Sounds great to me! By the way, those convertions looks great https://github.com/tensorflow/mlir/tree/master/test/Conversion/GPUToSPIRV
Thannks @MaheshRavishankar for the good catch! I was actually implicitly thinking that way and didn't notice that it is not obvious to everyone. :)
I think we are already creating the spv.module inside the top-level model, so not embedded in gpu.kernel_module: https://github.com/tensorflow/mlir/blob/d342ff9507f952697f537309f73746ae78394bd3/lib/Conversion/GPUToSPIRV/ConvertGPUToSPIRVPass.cpp#L48-L57
But yes going directly from gpu.kernel_module instead of gpu.kernel is cleaner and we can have multiple entry points in the same spv.module! (We need to do more verification along the way too.)
@antiagainst : In top of tree now it is added just before the FuncOp
https://github.com/tensorflow/mlir/blob/5614db039b28026b5fe38aa96a21c4e6835d352b/lib/Conversion/GPUToSPIRV/ConvertGPUToSPIRVPass.cpp#L57
But the correct way is to convert the entire module into a spv.Module.

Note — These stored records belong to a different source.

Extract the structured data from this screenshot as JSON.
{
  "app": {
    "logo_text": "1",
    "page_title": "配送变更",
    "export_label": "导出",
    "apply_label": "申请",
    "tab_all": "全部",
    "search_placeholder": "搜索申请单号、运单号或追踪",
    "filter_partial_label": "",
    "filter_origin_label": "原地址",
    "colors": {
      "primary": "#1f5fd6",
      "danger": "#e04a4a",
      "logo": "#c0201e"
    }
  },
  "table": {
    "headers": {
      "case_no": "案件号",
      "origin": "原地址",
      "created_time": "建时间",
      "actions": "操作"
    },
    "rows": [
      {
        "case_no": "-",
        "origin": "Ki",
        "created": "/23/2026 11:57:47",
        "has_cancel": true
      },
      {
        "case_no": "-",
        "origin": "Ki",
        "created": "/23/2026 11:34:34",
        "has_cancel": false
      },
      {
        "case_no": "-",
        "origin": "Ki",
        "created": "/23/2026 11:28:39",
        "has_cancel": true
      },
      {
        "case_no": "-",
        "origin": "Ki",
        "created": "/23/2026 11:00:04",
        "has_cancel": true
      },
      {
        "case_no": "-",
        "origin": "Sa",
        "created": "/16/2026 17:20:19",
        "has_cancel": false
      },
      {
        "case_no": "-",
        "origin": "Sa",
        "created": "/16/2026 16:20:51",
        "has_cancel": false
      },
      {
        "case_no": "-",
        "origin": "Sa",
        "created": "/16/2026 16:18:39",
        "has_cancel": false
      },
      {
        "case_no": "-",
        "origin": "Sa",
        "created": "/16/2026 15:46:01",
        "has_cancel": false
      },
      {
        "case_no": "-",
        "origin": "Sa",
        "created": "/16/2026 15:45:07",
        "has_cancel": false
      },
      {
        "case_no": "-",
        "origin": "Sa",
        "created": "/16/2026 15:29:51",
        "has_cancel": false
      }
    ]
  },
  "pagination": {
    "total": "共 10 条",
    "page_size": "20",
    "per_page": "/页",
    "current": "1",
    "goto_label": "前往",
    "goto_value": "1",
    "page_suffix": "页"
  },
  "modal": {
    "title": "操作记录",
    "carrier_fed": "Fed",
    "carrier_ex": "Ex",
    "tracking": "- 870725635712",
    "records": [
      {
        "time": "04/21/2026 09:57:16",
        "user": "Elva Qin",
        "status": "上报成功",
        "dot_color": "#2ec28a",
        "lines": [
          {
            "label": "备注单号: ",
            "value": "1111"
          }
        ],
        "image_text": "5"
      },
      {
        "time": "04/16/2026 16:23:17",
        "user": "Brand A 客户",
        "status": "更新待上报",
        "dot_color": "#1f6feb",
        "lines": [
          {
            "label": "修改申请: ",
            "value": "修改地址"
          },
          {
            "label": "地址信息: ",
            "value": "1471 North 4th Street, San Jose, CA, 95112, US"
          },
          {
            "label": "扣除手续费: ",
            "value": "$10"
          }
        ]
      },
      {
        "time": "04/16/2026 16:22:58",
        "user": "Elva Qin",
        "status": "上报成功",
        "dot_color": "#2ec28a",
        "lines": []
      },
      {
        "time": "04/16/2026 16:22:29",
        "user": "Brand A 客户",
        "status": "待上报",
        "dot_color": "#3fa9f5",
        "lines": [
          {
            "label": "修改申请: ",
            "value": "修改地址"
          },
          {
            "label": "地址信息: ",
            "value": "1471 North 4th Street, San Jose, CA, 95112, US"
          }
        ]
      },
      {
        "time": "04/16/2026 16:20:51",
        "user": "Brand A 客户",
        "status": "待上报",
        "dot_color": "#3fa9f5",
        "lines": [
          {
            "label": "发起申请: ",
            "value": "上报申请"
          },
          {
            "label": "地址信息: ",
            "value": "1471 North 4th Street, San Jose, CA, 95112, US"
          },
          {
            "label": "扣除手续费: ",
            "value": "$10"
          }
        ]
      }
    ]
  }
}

@denis0x0D : The conversion from GPU to SPIRV is changed now with 8c152c5771d590fca9c6b64b0bc6e9563175efb8 The CL introduces attributes that you use to specify the ABI for entry point functions. So when you convert from GPU to SPIR-V dialect you add these attributes to the function arguments and function itself that describe various ABI related aspects (like storage class, descriptor_set, binding, etc for spv.globalVariables), as well as the workgroup size for the entry point function. A later pass (just before serialization) will materialize this ABI.

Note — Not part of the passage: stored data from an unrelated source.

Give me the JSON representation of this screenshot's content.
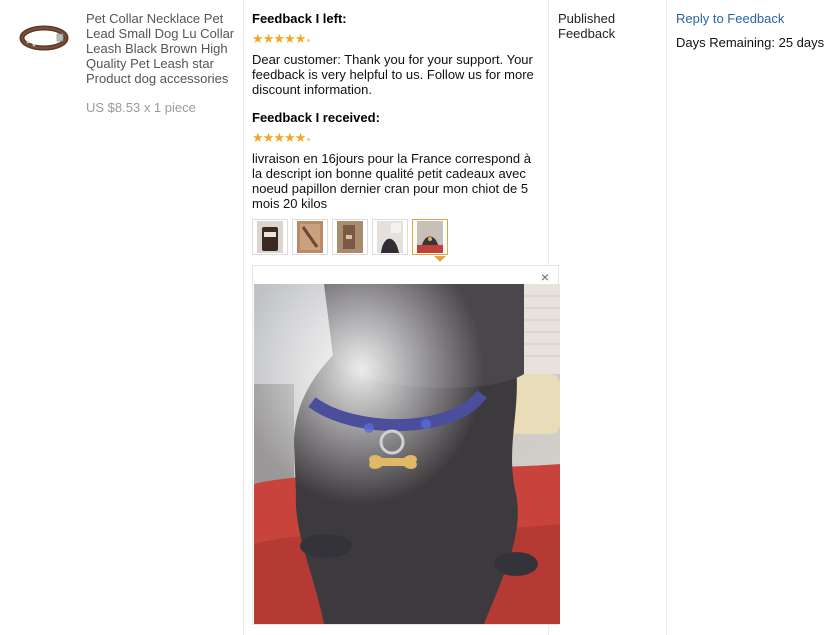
{
  "product": {
    "title": "Pet Collar Necklace Pet Lead Small Dog Lu Collar Leash Black Brown High Quality Pet Leash star Product dog accessories",
    "price": "US $8.53 x 1 piece",
    "thumb_icon": "collar-thumbnail"
  },
  "feedback_left": {
    "heading": "Feedback I left:",
    "rating": 5,
    "text": "Dear customer: Thank you for your support. Your feedback is very helpful to us. Follow us for more discount information."
  },
  "feedback_received": {
    "heading": "Feedback I received:",
    "rating": 5,
    "text": "livraison en 16jours pour la France correspond à la descript ion bonne qualité petit cadeaux avec noeud papillon dernier cran pour mon chiot de 5 mois 20 kilos",
    "photos": [
      {
        "name": "photo-1"
      },
      {
        "name": "photo-2"
      },
      {
        "name": "photo-3"
      },
      {
        "name": "photo-4"
      },
      {
        "name": "photo-5",
        "active": true
      }
    ],
    "viewer_close_icon": "×"
  },
  "status": {
    "label": "Published Feedback"
  },
  "actions": {
    "reply_label": "Reply to Feedback",
    "days_remaining": "Days Remaining: 25 days"
  },
  "colors": {
    "star": "#f5a623",
    "link": "#2a64a8",
    "active_thumb": "#e6a23c"
  }
}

@MaheshRavishankar thanks for mention this!
Late to the game and just wanted to comment that it would be really awesome if we had a lowering for the host-side of the gpu dialect in the vulkan/SPIRV context, as well. I think by using a C++ library to implement a higher-level API should make the host-side code-generation part relatively straight forward. However, as far as I have been told, it still requires quite some code to write such C++ library.

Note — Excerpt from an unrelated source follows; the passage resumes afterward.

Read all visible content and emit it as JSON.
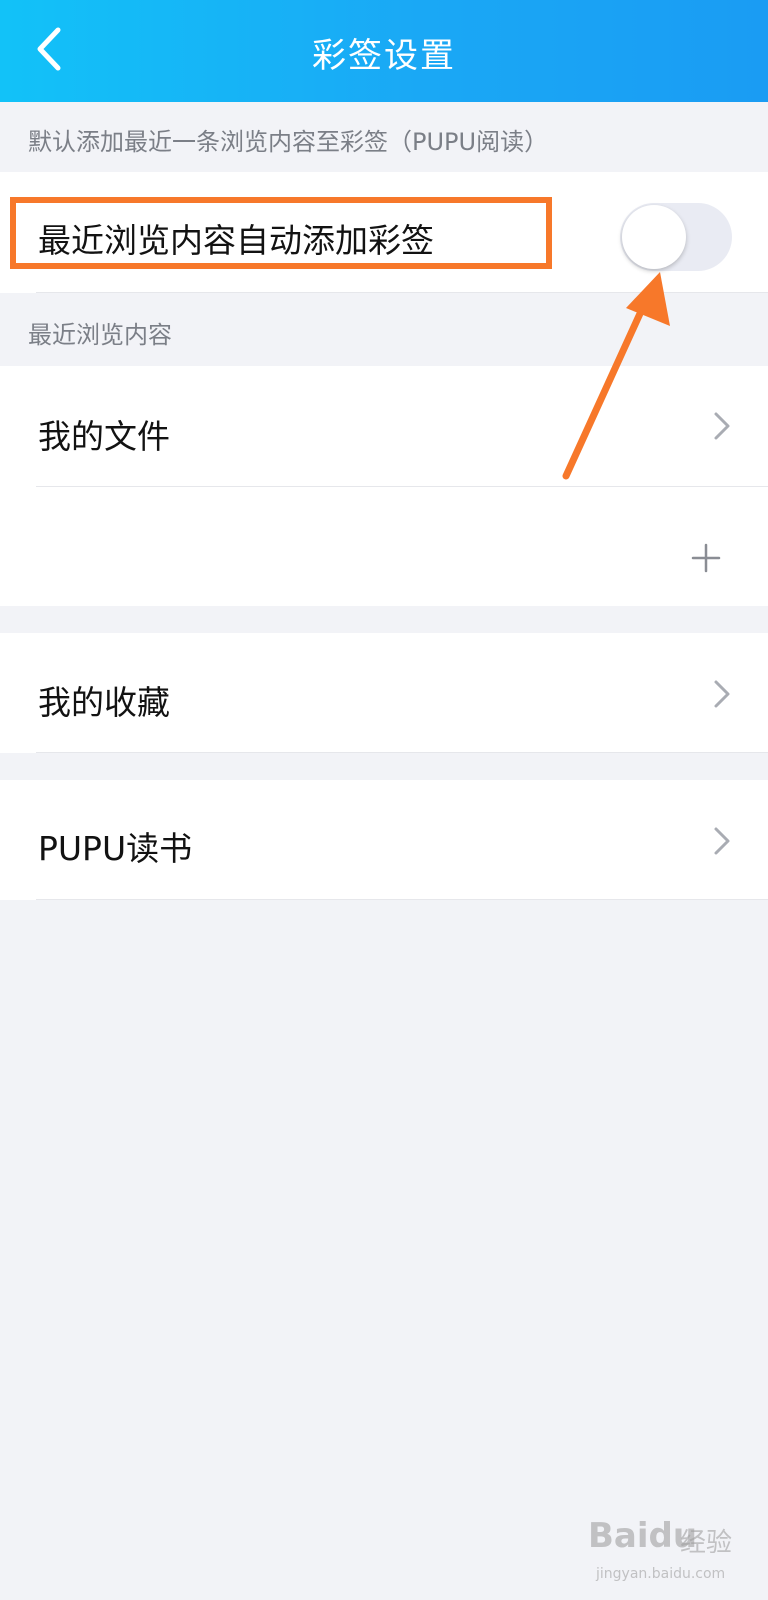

I would not spend too much energy on the design of the C++ library's API and just build what makes sense for easy code generation. The host side of the dialect will likely evolve a fair bit so these abstractions won't be forever and the mlir-vulkan-runner is not meant to replace a real runtime, so simplicity is more important.
I would not spend too much energy on the design of the C++ library's API and just build what makes sense for easy code generation.
That's the approach that has been taken in the current pull request. You'll need thousands of lines of code to bootstrap a basic Vulkan compute shader. Right now that's all hidden in a single entry point runOnVulkan.